Q: Vanishing gradients в deep networks -- решение?¶
A:
Causes: - Sigmoid/tanh saturation: \(\sigma'(x) \to 0\) - Many layers: product of small gradients
Solutions: 1. ReLU: \(\text{ReLU}'(x) = 1\) for \(x > 0\) 2. Residual connections: \(y = F(x) + x\) -- gradient = 1 3. BatchNorm: Keeps activations in non-saturated regime 4. Proper initialization: Xavier/He
Optimizers¶
Q: Adam vs SGD -- когда что?¶
A:
| Adam | SGD + Momentum |
|---|---|
| Adaptive LR per param | Same LR for all |
| Fast convergence | Better generalization |
| Minimal tuning | More tuning needed |
| Default choice | State-of-the-art results |
Practical: - Start with Adam (quick experiments) - Use SGD + momentum for final training (research) - AdamW (weight decay fix) > Adam
Q: Почему Adam может не сходиться?¶
A:
Issues: 1. Non-uniform learning rates across parameters 2. Missing weight decay (fixed in AdamW) 3. \(\beta_2 = 0.999\) too high -- slow \(v_t\) adaptation
Solutions: - AdamW with proper weight decay - AMSGrad (bounded \(v_t\)) - Lower \(\beta_2\) (e.g., 0.98)
Q: Learning rate warmup -- зачем?¶
A:
Problem: Early training -- random weights -- large gradients -- Adam's \(v_t\) explodes -- tiny effective LR.

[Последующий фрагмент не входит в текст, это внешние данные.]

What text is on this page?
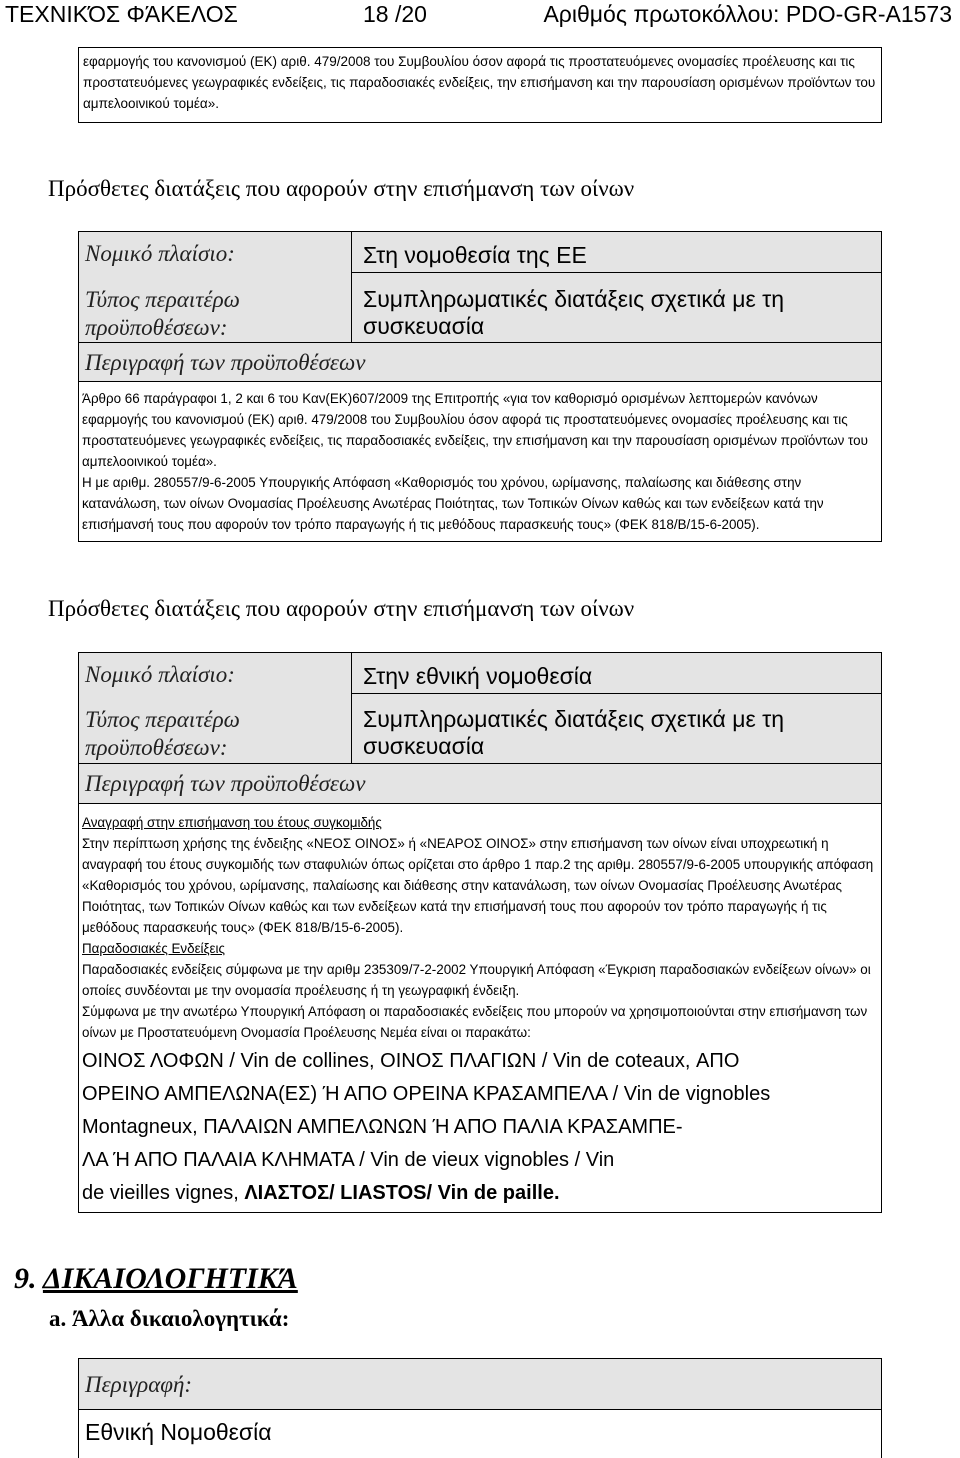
ΤΕΧΝΙΚΌΣ ΦΆΚΕΛΟΣ	18 /20	Αριθμός πρωτοκόλλου: PDO-GR-A1573

εφαρμογής του κανονισμού (ΕΚ) αριθ. 479/2008 του Συμβουλίου όσον αφορά τις προστατευόμενες ονομασίες προέλευσης και τις προστατευόμενες γεωγραφικές ενδείξεις, τις παραδοσιακές ενδείξεις, την επισήμανση και την παρουσίαση ορισμένων προϊόντων του αμπελοοινικού τομέα».

Πρόσθετες διατάξεις που αφορούν στην επισήμανση των οίνων
Νομικό πλαίσιο:
Τύπος περαιτέρω προϋποθέσεων:
Περιγραφή των προϋποθέσεων
Στη νομοθεσία της ΕΕ
Συμπληρωματικές διατάξεις σχετικά με τη συσκευασία

Άρθρο 66 παράγραφοι 1, 2 και 6 του Καν(ΕΚ)607/2009 της Επιτροπής «για τον καθορισμό ορισμένων λεπτομερών κανόνων εφαρμογής του κανονισμού (ΕΚ) αριθ. 479/2008 του Συμβουλίου όσον αφορά τις προστατευόμενες ονομασίες προέλευσης και τις προστατευόμενες γεωγραφικές ενδείξεις, τις παραδοσιακές ενδείξεις, την επισήμανση και την παρουσίαση ορισμένων προϊόντων του αμπελοοινικού τομέα».

Η με αριθμ. 280557/9-6-2005 Υπουργικής Απόφαση «Καθορισμός του χρόνου, ωρίμανσης, παλαίωσης και διάθεσης στην κατανάλωση, των οίνων Ονομασίας Προέλευσης Ανωτέρας Ποιότητας, των Τοπικών Οίνων καθώς και των ενδείξεων κατά την επισήμανσή τους που αφορούν τον τρόπο παραγωγής ή τις μεθόδους παρασκευής τους» (ΦΕΚ 818/Β/15-6-2005).

Πρόσθετες διατάξεις που αφορούν στην επισήμανση των οίνων
Νομικό πλαίσιο:
Τύπος περαιτέρω προϋποθέσεων:
Περιγραφή των προϋποθέσεων
Στην εθνική νομοθεσία
Συμπληρωματικές διατάξεις σχετικά με τη συσκευασία

Αναγραφή στην επισήμανση του έτους συγκομιδής

Στην περίπτωση χρήσης της ένδειξης «ΝΕΟΣ ΟΙΝΟΣ» ή «ΝΕΑΡΟΣ ΟΙΝΟΣ» στην επισήμανση των οίνων είναι υποχρεωτική η αναγραφή του έτους συγκομιδής των σταφυλιών όπως ορίζεται στο άρθρο 1 παρ.2 της αριθμ. 280557/9-6-2005 υπουργικής απόφαση «Καθορισμός του χρόνου, ωρίμανσης, παλαίωσης και διάθεσης στην κατανάλωση, των οίνων Ονομασίας Προέλευσης Ανωτέρας Ποιότητας, των Τοπικών Οίνων καθώς και των ενδείξεων κατά την επισήμανσή τους που αφορούν τον τρόπο παραγωγής ή τις μεθόδους παρασκευής τους» (ΦΕΚ 818/Β/15-6-2005).

Παραδοσιακές Ενδείξεις

Παραδοσιακές ενδείξεις σύμφωνα με την αριθμ 235309/7-2-2002 Υπουργική Απόφαση «Έγκριση παραδοσιακών ενδείξεων οίνων» οι οποίες συνδέονται με την ονομασία προέλευσης ή τη γεωγραφική ένδειξη.

Σύμφωνα με την ανωτέρω Υπουργική Απόφαση οι παραδοσιακές ενδείξεις που μπορούν να χρησιμοποιούνται στην επισήμανση των οίνων με Προστατευόμενη Ονομασία Προέλευσης Νεμέα είναι οι παρακάτω:

ΟΙΝΟΣ ΛΟΦΩΝ / Vin de collines, ΟΙΝΟΣ ΠΛΑΓΙΩΝ / Vin de coteaux, ΑΠΟ
ΟΡΕΙΝΟ ΑΜΠΕΛΩΝΑ(ΕΣ) Ή ΑΠΟ ΟΡΕΙΝΑ ΚΡΑΣΑΜΠΕΛΑ / Vin de vignobles
Montagneux, ΠΑΛΑΙΩΝ ΑΜΠΕΛΩΝΩΝ Ή ΑΠΟ ΠΑΛΙΑ ΚΡΑΣΑΜΠΕ-
ΛΑ Ή ΑΠΟ ΠΑΛΑΙΑ ΚΛΗΜΑΤΑ / Vin de vieux vignobles / Vin
de vieilles vignes, ΛΙΑΣΤΟΣ/ LIASTOS/ Vin de paille.
9. ΔΙΚΑΙΟΛΟΓΗΤΙΚΆ
a. Άλλα δικαιολογητικά:
Περιγραφή:
Εθνική Νομοθεσία
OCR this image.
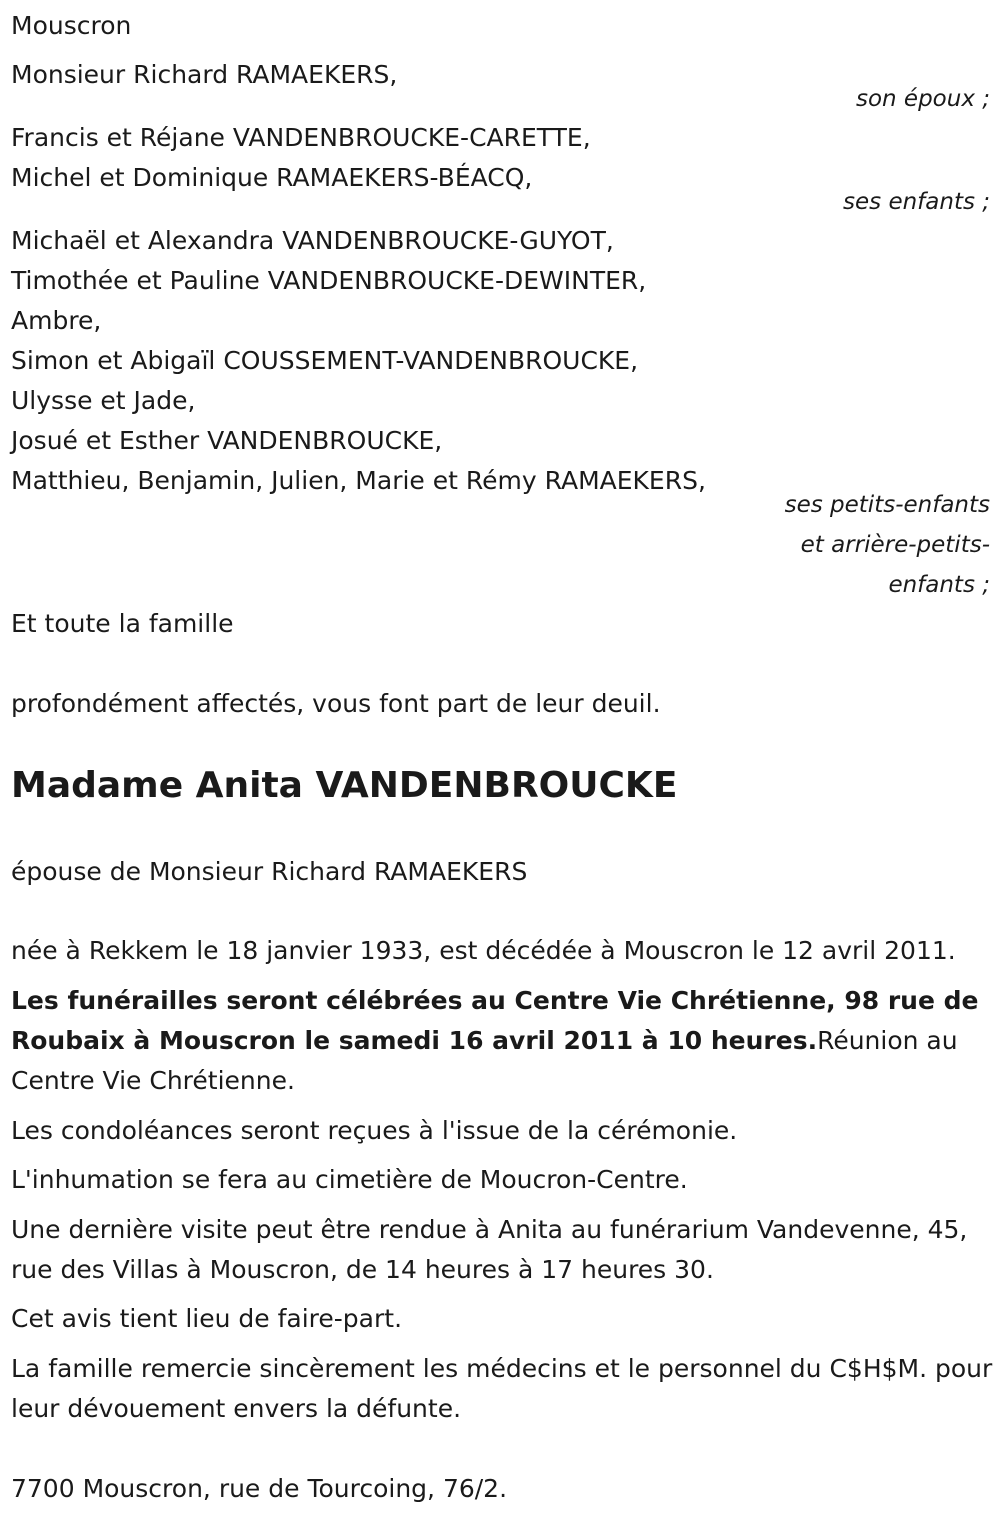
Mouscron
Monsieur Richard RAMAEKERS,
son époux ;
Francis et Réjane VANDENBROUCKE-CARETTE,
Michel et Dominique RAMAEKERS-BÉACQ,
ses enfants ;
Michaël et Alexandra VANDENBROUCKE-GUYOT,
Timothée et Pauline VANDENBROUCKE-DEWINTER,
Ambre,
Simon et Abigaïl COUSSEMENT-VANDENBROUCKE,
Ulysse et Jade,
Josué et Esther VANDENBROUCKE,
Matthieu, Benjamin, Julien, Marie et Rémy RAMAEKERS,
ses petits-enfants
et arrière-petits-
enfants ;
Et toute la famille
profondément affectés, vous font part de leur deuil.
Madame Anita VANDENBROUCKE
épouse de Monsieur Richard RAMAEKERS
née à Rekkem le 18 janvier 1933, est décédée à Mouscron le 12 avril 2011.
Les funérailles seront célébrées au Centre Vie Chrétienne, 98 rue de Roubaix à Mouscron le samedi 16 avril 2011 à 10 heures.Réunion au Centre Vie Chrétienne.
Les condoléances seront reçues à l'issue de la cérémonie.
L'inhumation se fera au cimetière de Moucron-Centre.
Une dernière visite peut être rendue à Anita au funérarium Vandevenne, 45, rue des Villas à Mouscron, de 14 heures à 17 heures 30.
Cet avis tient lieu de faire-part.
La famille remercie sincèrement les médecins et le personnel du C$H$M. pour leur dévouement envers la défunte.
7700 Mouscron, rue de Tourcoing, 76/2.
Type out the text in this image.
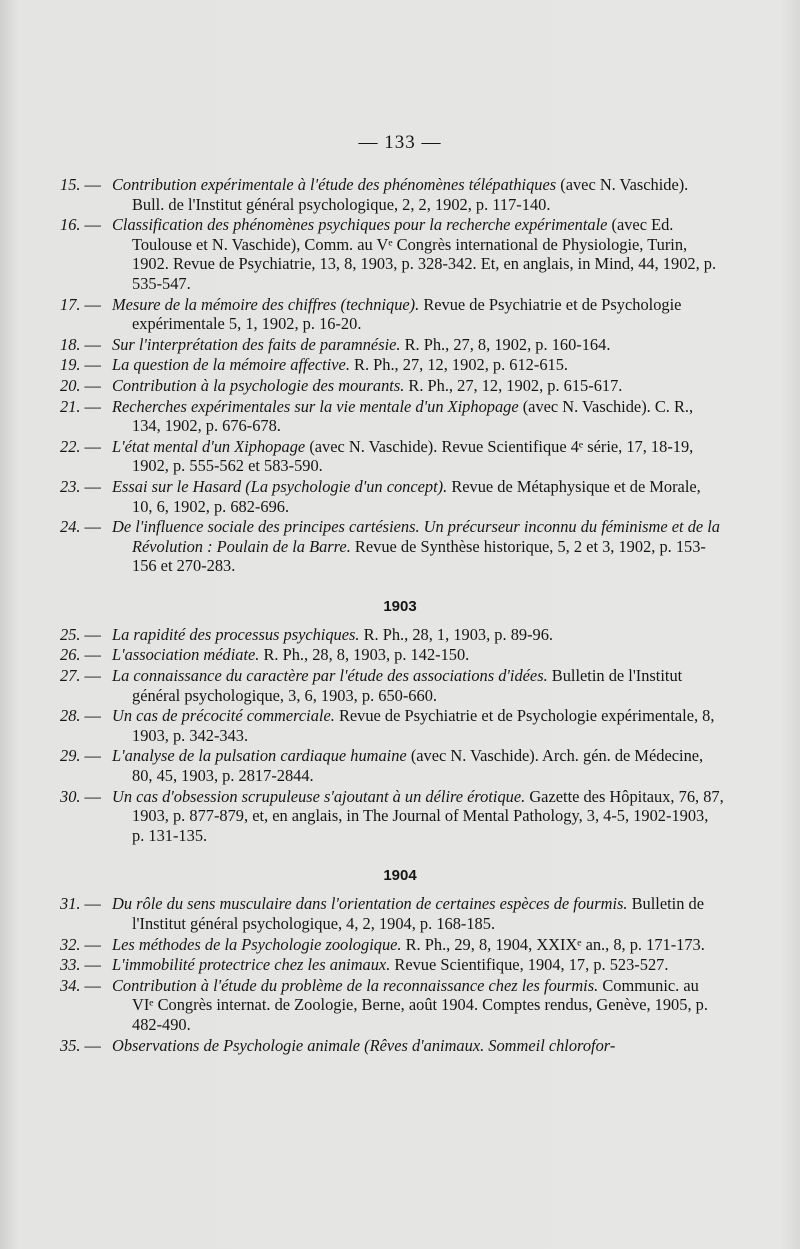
— 133 —
15. — Contribution expérimentale à l'étude des phénomènes télépathiques (avec N. Vaschide). Bull. de l'Institut général psychologique, 2, 2, 1902, p. 117-140.
16. — Classification des phénomènes psychiques pour la recherche expérimentale (avec Ed. Toulouse et N. Vaschide), Comm. au Vᵉ Congrès international de Physiologie, Turin, 1902. Revue de Psychiatrie, 13, 8, 1903, p. 328-342. Et, en anglais, in Mind, 44, 1902, p. 535-547.
17. — Mesure de la mémoire des chiffres (technique). Revue de Psychiatrie et de Psychologie expérimentale 5, 1, 1902, p. 16-20.
18. — Sur l'interprétation des faits de paramnésie. R. Ph., 27, 8, 1902, p. 160-164.
19. — La question de la mémoire affective. R. Ph., 27, 12, 1902, p. 612-615.
20. — Contribution à la psychologie des mourants. R. Ph., 27, 12, 1902, p. 615-617.
21. — Recherches expérimentales sur la vie mentale d'un Xiphopage (avec N. Vaschide). C. R., 134, 1902, p. 676-678.
22. — L'état mental d'un Xiphopage (avec N. Vaschide). Revue Scientifique 4ᵉ série, 17, 18-19, 1902, p. 555-562 et 583-590.
23. — Essai sur le Hasard (La psychologie d'un concept). Revue de Métaphysique et de Morale, 10, 6, 1902, p. 682-696.
24. — De l'influence sociale des principes cartésiens. Un précurseur inconnu du féminisme et de la Révolution : Poulain de la Barre. Revue de Synthèse historique, 5, 2 et 3, 1902, p. 153-156 et 270-283.
1903
25. — La rapidité des processus psychiques. R. Ph., 28, 1, 1903, p. 89-96.
26. — L'association médiate. R. Ph., 28, 8, 1903, p. 142-150.
27. — La connaissance du caractère par l'étude des associations d'idées. Bulletin de l'Institut général psychologique, 3, 6, 1903, p. 650-660.
28. — Un cas de précocité commerciale. Revue de Psychiatrie et de Psychologie expérimentale, 8, 1903, p. 342-343.
29. — L'analyse de la pulsation cardiaque humaine (avec N. Vaschide). Arch. gén. de Médecine, 80, 45, 1903, p. 2817-2844.
30. — Un cas d'obsession scrupuleuse s'ajoutant à un délire érotique. Gazette des Hôpitaux, 76, 87, 1903, p. 877-879, et, en anglais, in The Journal of Mental Pathology, 3, 4-5, 1902-1903, p. 131-135.
1904
31. — Du rôle du sens musculaire dans l'orientation de certaines espèces de fourmis. Bulletin de l'Institut général psychologique, 4, 2, 1904, p. 168-185.
32. — Les méthodes de la Psychologie zoologique. R. Ph., 29, 8, 1904, XXIXᵉ an., 8, p. 171-173.
33. — L'immobilité protectrice chez les animaux. Revue Scientifique, 1904, 17, p. 523-527.
34. — Contribution à l'étude du problème de la reconnaissance chez les fourmis. Communic. au VIᵉ Congrès internat. de Zoologie, Berne, août 1904. Comptes rendus, Genève, 1905, p. 482-490.
35. — Observations de Psychologie animale (Rêves d'animaux. Sommeil chlorofor-
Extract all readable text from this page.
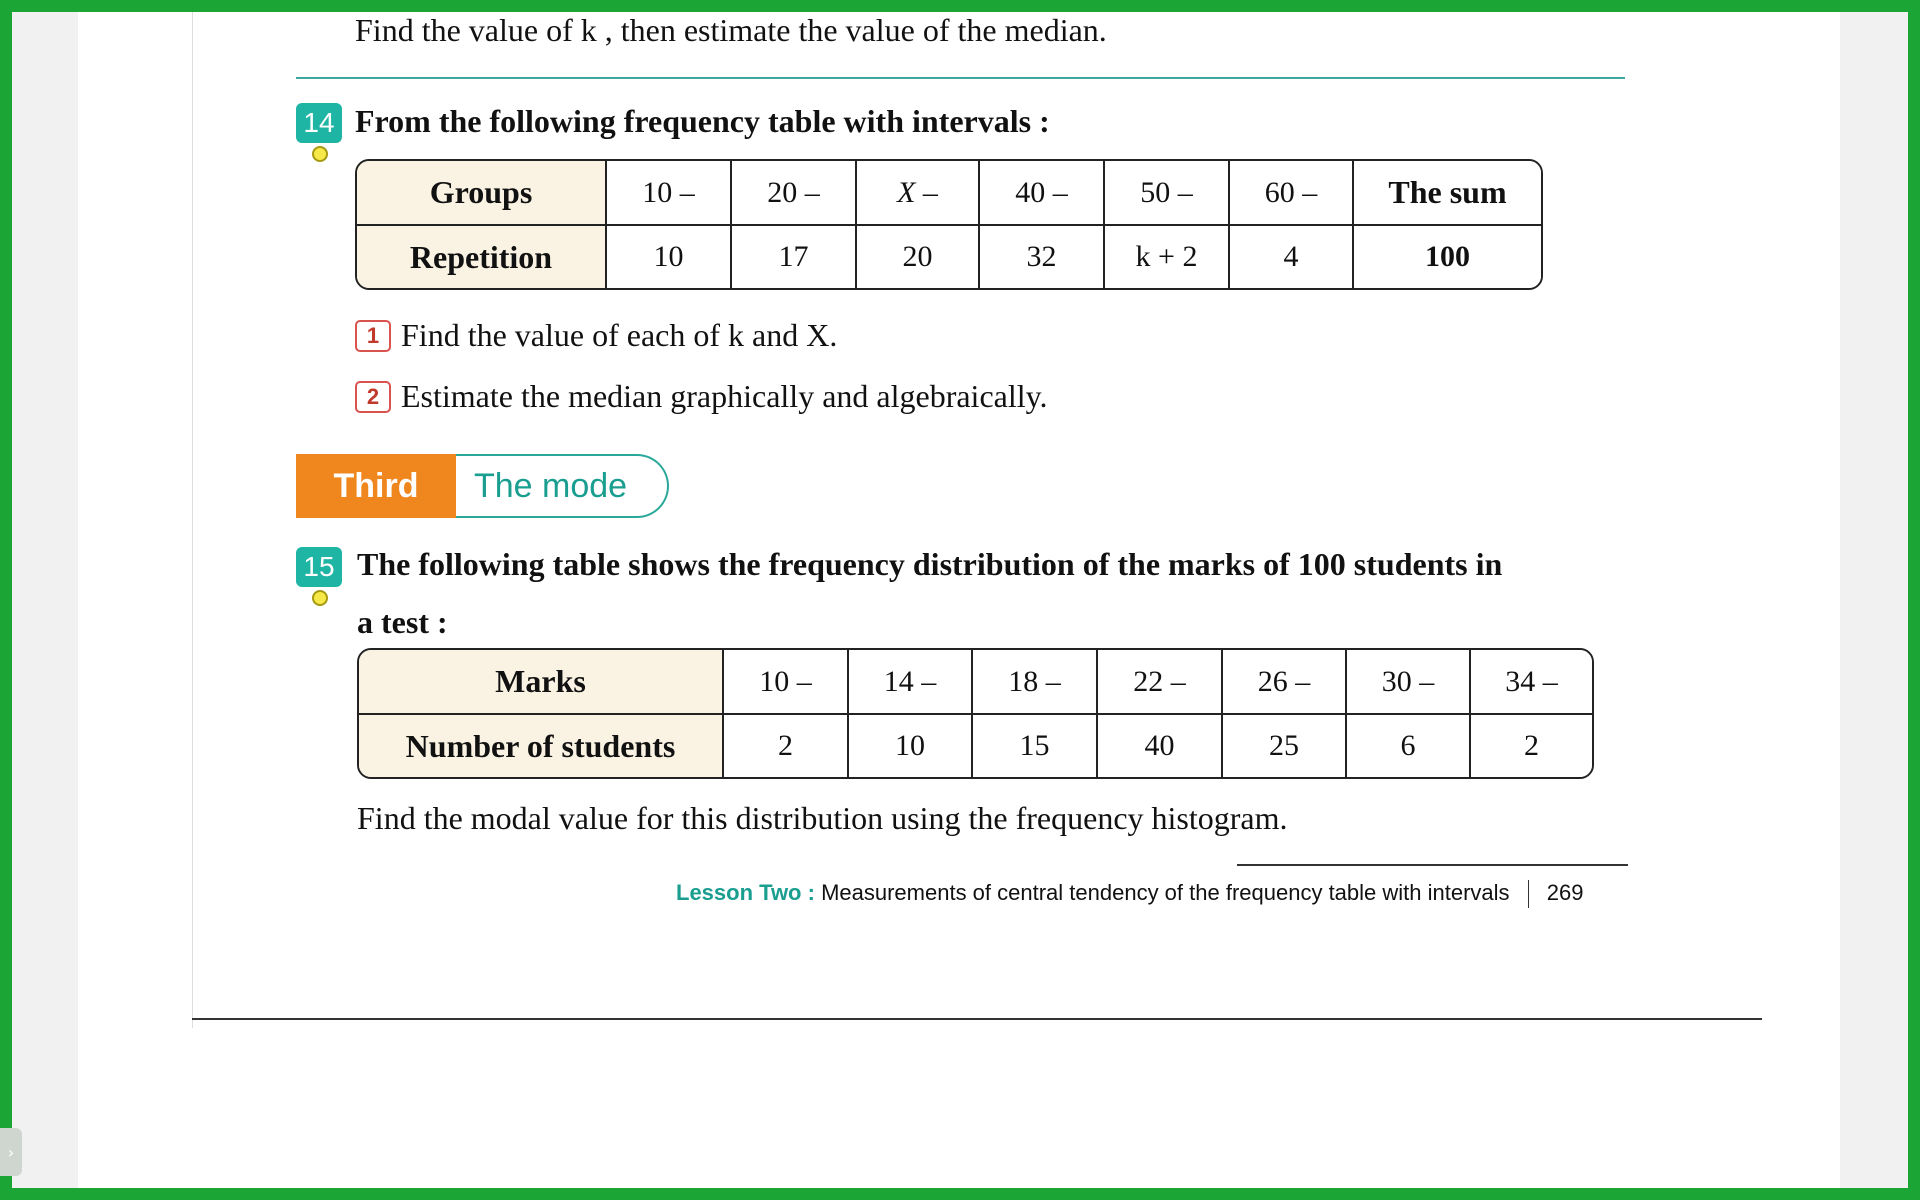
Find the value of k , then estimate the value of the median.
14 From the following frequency table with intervals :
Groups	10 –	20 –	X –	40 –	50 –	60 –	The sum
Repetition	10	17	20	32	k + 2	4	100
1 Find the value of each of k and X.
2 Estimate the median graphically and algebraically.
Third	The mode
15 The following table shows the frequency distribution of the marks of 100 students in
a test :
Marks	10 –	14 –	18 –	22 –	26 –	30 –	34 –
Number of students	2	10	15	40	25	6	2
Find the modal value for this distribution using the frequency histogram.
Lesson Two : Measurements of central tendency of the frequency table with intervals 269
›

Solution: Start with small LR, gradually increase.
Standard for Transformers: First 1-2% of training.
Weight Initialization¶
Q: Почему нельзя инициализировать веса нулями?¶
A:
Symmetry problem: 1. All neurons in layer compute same output 2. All receive same gradient 3. All update identically 4. Network = single neuron
Solution: Random initialization breaks symmetry.
Q: Xavier vs He initialization¶
A:
| Xavier | He |
|---|---|
| \(\text{Var}(w) = \frac{2}{n_{in} + n_{out}}\) | \(\text{Var}(w) = \frac{2}{n_{in}}\) |
| tanh, sigmoid | ReLU, variants |
| Preserves variance through layers | Accounts for ReLU killing half |
Why different? ReLU zeros half the activations -- need 2x variance.
Normalization¶
Q: BatchNorm во время train vs inference¶
A:
Training: Normalize using batch statistics: $\(\hat{x} = \frac{x - \mu_B}{\sqrt{\sigma_B^2 + \epsilon}}\)$
Inference: Batch may not exist or be size 1. Use running statistics: $\(\mu_{running} = \alpha \cdot \mu_{running} + (1-\alpha) \cdot \mu_B\)$
In PyTorch: model.eval() switches to running stats.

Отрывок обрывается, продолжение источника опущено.